Попав в оборот бывших сослуживцев, нацеленных командой свыше на его уничтожение, некогда вальяжный и хамоватый Соколов вел себя неадекватно своей гордой фамилии, рыдая на допросах и унижаясь перед сопровождавшими его туда сержантами из комендатуры.
Рыдать-то рыдал, но изворачивался всячески, понимая, что до уголовного дела в отношении Решетова не дойдет, а за болтливый язык и «чистуху» его, пешку, участливо погладит по голове дознаватель, а завтра по той же голове последует удар в подворотне, нанесенный тяжелым тупым предметом и тех же свойств человеком.
Снятию Решетова предшествовал его конфликт с министром, слитый в прессу. Что ожидал Решетов от этого дешевого скандала, кстати, и не случившегося, прошедшего мимо внимания кого-либо, я не знал, но знал иное: вынос мусора из избы под ноги любопытствующей публике глава МВД воспринимал как прямое покушение на свою власть.

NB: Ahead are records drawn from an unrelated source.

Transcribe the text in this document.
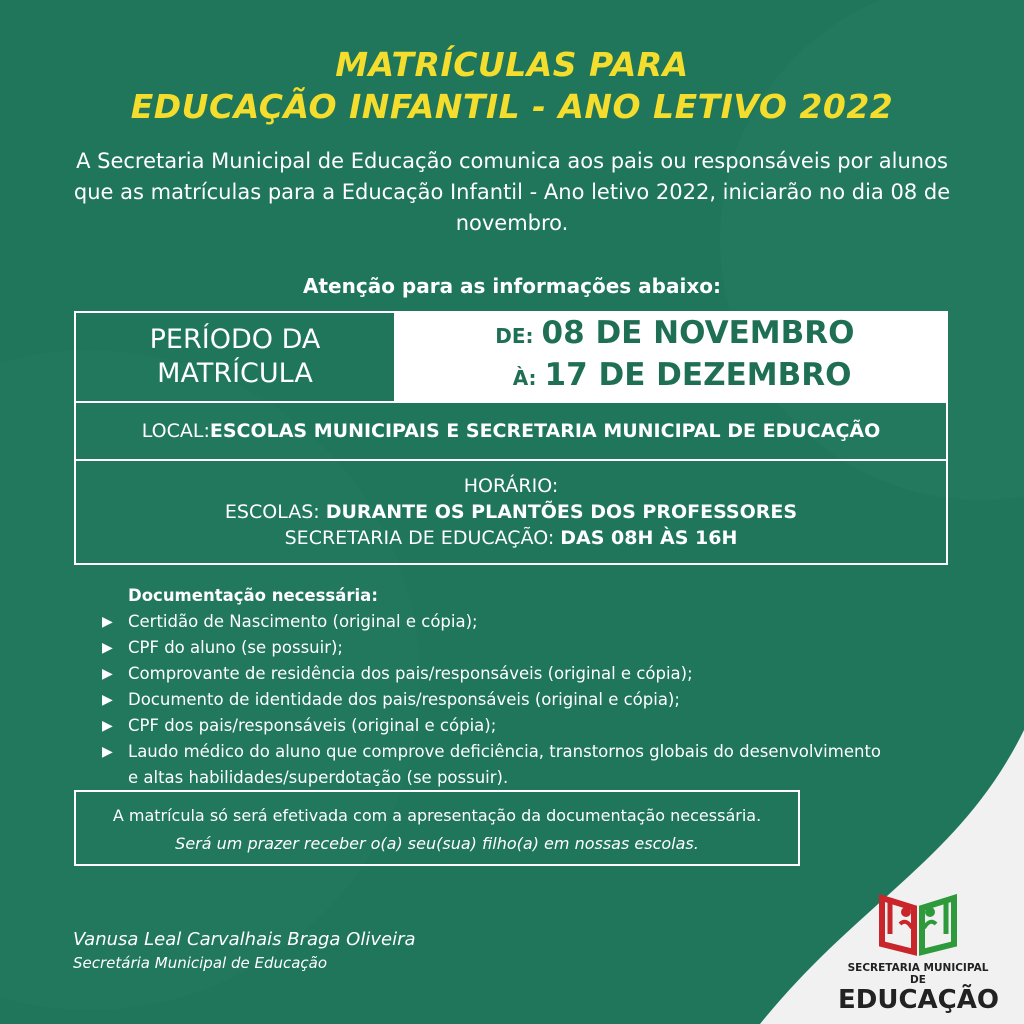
MATRÍCULAS PARA
EDUCAÇÃO INFANTIL - ANO LETIVO 2022
A Secretaria Municipal de Educação comunica aos pais ou responsáveis por alunos que as matrículas para a Educação Infantil - Ano letivo 2022, iniciarão no dia 08 de novembro.
Atenção para as informações abaixo:
PERÍODO DA
MATRÍCULA
DE: 08 DE NOVEMBRO
À: 17 DE DEZEMBRO
LOCAL: ESCOLAS MUNICIPAIS E SECRETARIA MUNICIPAL DE EDUCAÇÃO
HORÁRIO:
ESCOLAS: DURANTE OS PLANTÕES DOS PROFESSORES
SECRETARIA DE EDUCAÇÃO: DAS 08H ÀS 16H
Documentação necessária:
▶ Certidão de Nascimento (original e cópia);
▶ CPF do aluno (se possuir);
▶ Comprovante de residência dos pais/responsáveis (original e cópia);
▶ Documento de identidade dos pais/responsáveis (original e cópia);
▶ CPF dos pais/responsáveis (original e cópia);
▶ Laudo médico do aluno que comprove deficiência, transtornos globais do desenvolvimento
e altas habilidades/superdotação (se possuir).
A matrícula só será efetivada com a apresentação da documentação necessária.
Será um prazer receber o(a) seu(sua) filho(a) em nossas escolas.
Vanusa Leal Carvalhais Braga Oliveira
Secretária Municipal de Educação	SECRETARIA MUNICIPAL DE
EDUCAÇÃO
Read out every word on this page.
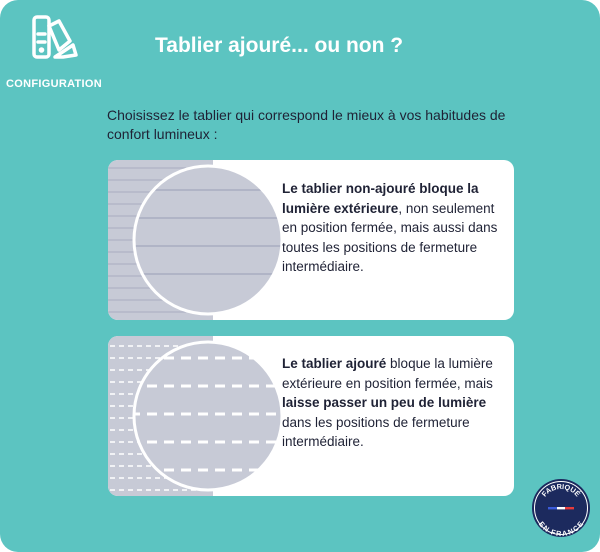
CONFIGURATION
Tablier ajouré... ou non ?

Choisissez le tablier qui correspond le mieux à vos habitudes de confort lumineux :

Le tablier non-ajouré bloque la lumière extérieure, non seulement en position fermée, mais aussi dans toutes les positions de fermeture intermédiaire.

Le tablier ajouré bloque la lumière extérieure en position fermée, mais laisse passer un peu de lumière dans les positions de fermeture intermédiaire.

FABRIQUÉ
EN FRANCE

Но на заданный мне вопрос о Соколове я ответил тоном небрежным, не раздумывая, с грубоватой простецой:
– Да дать ему пинка, и пусть гуляет… Наболтает чего – не отмоемся. И себе навредим, и общественность взбудоражим. Ладно, если бы на Решетове это откликнулось. А так – он свое получил, чего ж дерьмо, за ним оставшееся, ворошить? Писакам всяким… антигосударственным на руку играть? Гонорары их увеличивать своим самобичеванием? Есть недостатки – значит, осознаем и изживем.
Я говорил, отстраненно понимая, что вполне овладел лексикой милицейского начальника и постижением его хитроватого, но все же бревенчатого менталитета. Положительно адекватного, впрочем, внимающим мне слушателям в генеральских кителях с золотыми погонами, чьи узоры отличало шитье витиеватое и путаное, как, собственно, и путь их обретения.

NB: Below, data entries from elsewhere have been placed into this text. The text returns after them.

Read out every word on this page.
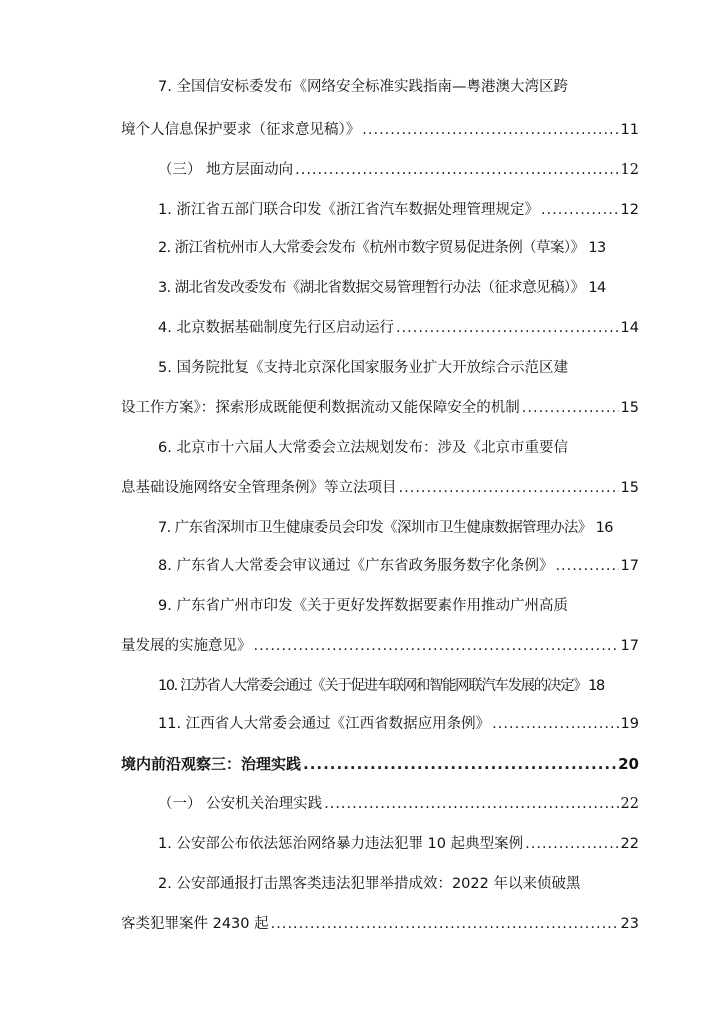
7. 全国信安标委发布《网络安全标准实践指南—粤港澳大湾区跨
境个人信息保护要求（征求意见稿）》 .....	11
（三） 地方层面动向 .....	12
1. 浙江省五部门联合印发《浙江省汽车数据处理管理规定》 .....	12
2. 浙江省杭州市人大常委会发布《杭州市数字贸易促进条例（草案）》 13
3. 湖北省发改委发布《湖北省数据交易管理暂行办法（征求意见稿）》 14
4. 北京数据基础制度先行区启动运行 .....	14
5. 国务院批复《支持北京深化国家服务业扩大开放综合示范区建
设工作方案》：探索形成既能便利数据流动又能保障安全的机制 .....	15
6. 北京市十六届人大常委会立法规划发布：涉及《北京市重要信
息基础设施网络安全管理条例》等立法项目 .....	15
7. 广东省深圳市卫生健康委员会印发《深圳市卫生健康数据管理办法》 16
8. 广东省人大常委会审议通过《广东省政务服务数字化条例》 .....	17
9. 广东省广州市印发《关于更好发挥数据要素作用推动广州高质
量发展的实施意见》 .....	17
10. 江苏省人大常委会通过《关于促进车联网和智能网联汽车发展的决定》 18
11. 江西省人大常委会通过《江西省数据应用条例》 .....	19
境内前沿观察三：治理实践 .....	20
（一） 公安机关治理实践 .....	22
1. 公安部公布依法惩治网络暴力违法犯罪 10 起典型案例 .....	22
2. 公安部通报打击黑客类违法犯罪举措成效：2022 年以来侦破黑
客类犯罪案件 2430 起 .....	23
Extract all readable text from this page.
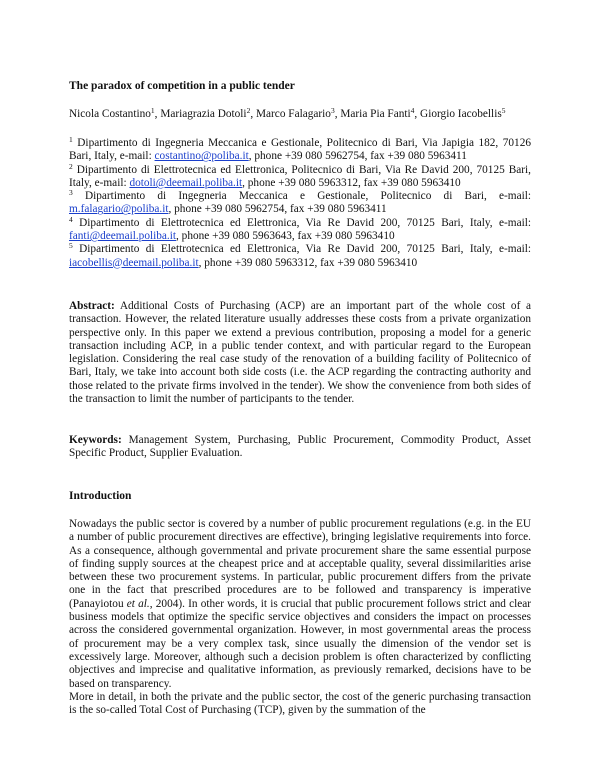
The paradox of competition in a public tender

Nicola Costantino$^1$, Mariagrazia Dotoli$^2$, Marco Falagario$^3$, Maria Pia Fanti$^4$, Giorgio Iacobellis$^5$

$^1$ Dipartimento di Ingegneria Meccanica e Gestionale, Politecnico di Bari, Via Japigia 182, 70126 Bari, Italy, e-mail: costantino@poliba.it, phone +39 080 5962754, fax +39 080 5963411

$^2$ Dipartimento di Elettrotecnica ed Elettronica, Politecnico di Bari, Via Re David 200, 70125 Bari, Italy, e-mail: dotoli@deemail.poliba.it, phone +39 080 5963312, fax +39 080 5963410

$^3$ Dipartimento di Ingegneria Meccanica e Gestionale, Politecnico di Bari, e-mail: m.falagario@poliba.it, phone +39 080 5962754, fax +39 080 5963411

$^4$ Dipartimento di Elettrotecnica ed Elettronica, Via Re David 200, 70125 Bari, Italy, e-mail: fanti@deemail.poliba.it, phone +39 080 5963643, fax +39 080 5963410

$^5$ Dipartimento di Elettrotecnica ed Elettronica, Via Re David 200, 70125 Bari, Italy, e-mail: iacobellis@deemail.poliba.it, phone +39 080 5963312, fax +39 080 5963410

Abstract: Additional Costs of Purchasing (ACP) are an important part of the whole cost of a transaction. However, the related literature usually addresses these costs from a private organization perspective only. In this paper we extend a previous contribution, proposing a model for a generic transaction including ACP, in a public tender context, and with particular regard to the European legislation. Considering the real case study of the renovation of a building facility of Politecnico of Bari, Italy, we take into account both side costs (i.e. the ACP regarding the contracting authority and those related to the private firms involved in the tender). We show the convenience from both sides of the transaction to limit the number of participants to the tender.

Keywords: Management System, Purchasing, Public Procurement, Commodity Product, Asset Specific Product, Supplier Evaluation.

Introduction

Nowadays the public sector is covered by a number of public procurement regulations (e.g. in the EU a number of public procurement directives are effective), bringing legislative requirements into force. As a consequence, although governmental and private procurement share the same essential purpose of finding supply sources at the cheapest price and at acceptable quality, several dissimilarities arise between these two procurement systems. In particular, public procurement differs from the private one in the fact that prescribed procedures are to be followed and transparency is imperative (Panayiotou et al., 2004). In other words, it is crucial that public procurement follows strict and clear business models that optimize the specific service objectives and considers the impact on processes across the considered governmental organization. However, in most governmental areas the process of procurement may be a very complex task, since usually the dimension of the vendor set is excessively large. Moreover, although such a decision problem is often characterized by conflicting objectives and imprecise and qualitative information, as previously remarked, decisions have to be based on transparency.

More in detail, in both the private and the public sector, the cost of the generic purchasing transaction is the so-called Total Cost of Purchasing (TCP), given by the summation of the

– Во, – упер в меня палец заместитель министра. – Моя школа. Правильно излагает, стратегически. Гляди, Сливкин, каких работников тебе отдаю! Ты начальником второго ОРБ кого утвердить хочешь?

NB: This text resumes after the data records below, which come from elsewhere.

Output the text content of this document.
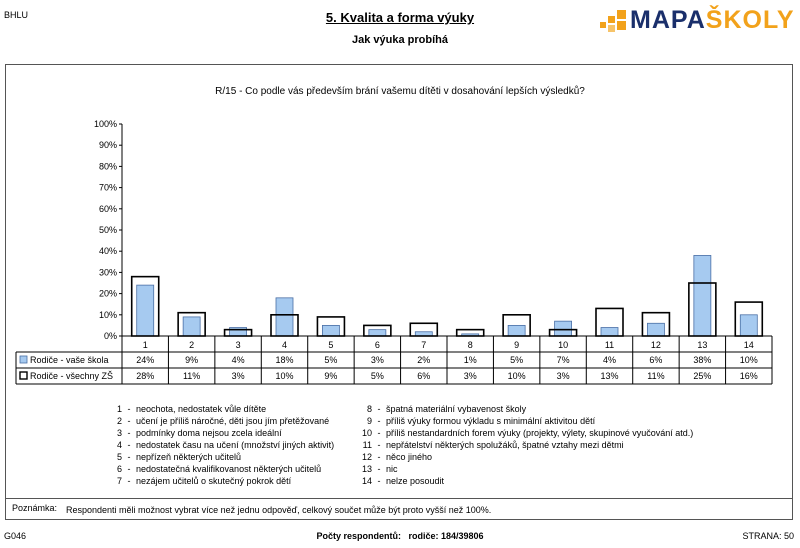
BHLU	5. Kvalita a forma výuky
Jak výuka probíhá
MAPAŠKOLY
R/15 - Co podle vás především brání vašemu dítěti v dosahování lepších výsledků?
0%
10%
20%
30%
40%
50%
60%
70%
80%
90%
100%
1	2	3	4	5	6	7	8	9	10	11	12	13	14
Rodiče - vaše škola	24%	9%	4%	18%	5%	3%	2%	1%	5%	7%	4%	6%	38%	10%
Rodiče - všechny ZŠ	28%	11%	3%	10%	9%	5%	6%	3%	10%	3%	13%	11%	25%	16%
1 - neochota, nedostatek vůle dítěte
2 - učení je příliš náročné, děti jsou jím přetěžované
3 - podmínky doma nejsou zcela ideální
4 - nedostatek času na učení (množství jiných aktivit)
5 - nepřízeň některých učitelů
6 - nedostatečná kvalifikovanost některých učitelů
7 - nezájem učitelů o skutečný pokrok dětí
8 - špatná materiální vybavenost školy
9 - příliš výuky formou výkladu s minimální aktivitou dětí
10 - příliš nestandardních forem výuky (projekty, výlety, skupinové vyučování atd.)
11 - nepřátelství některých spolužáků, špatné vztahy mezi dětmi
12 - něco jiného
13 - nic
14 - nelze posoudit
Poznámka: Respondenti měli možnost vybrat více než jednu odpověď, celkový součet může být proto vyšší než 100%.
G046	Počty respondentů: rodiče: 184/39806	STRANA: 50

– Его и утвердим, – быстро нашелся Сливкин.
– Верно, бля!
– А Соколова – на улицу, на кислород! – горячо продолжил Сливкин. – Деятели, тоже мне! Фонд создали, чтобы свой рэкет узаконить! Рассадник вымогательства! А директор фонда особняк себе на Кипре купил, мне вчера доложили. С каких средств? Разбираться надо! Не милиция, а какое-то закрытое акционерное общество. Фонд при Управлении! Значит, правительство недорабатывает по зарплате сотрудников, так понимать?! Позорище! Полная дискредитация органов!
– А с губой чего у тебя? – словно не слушая тирады моего нового шефа, поинтересовался Иосифович.
– Чеченский поцелуй.
– Ну, давай гуляй, герой, – распорядился он и утомленно откинулся на спинку кресла в усталости, видимо, от сегодняшних своих милостей.
Оставив генералов для продолжения их бесед, не предназначенных сотрясать уши посторонних, я вышел в знакомую приемную, покалякал о том о сем с бывшими коллегами и отправился в контору.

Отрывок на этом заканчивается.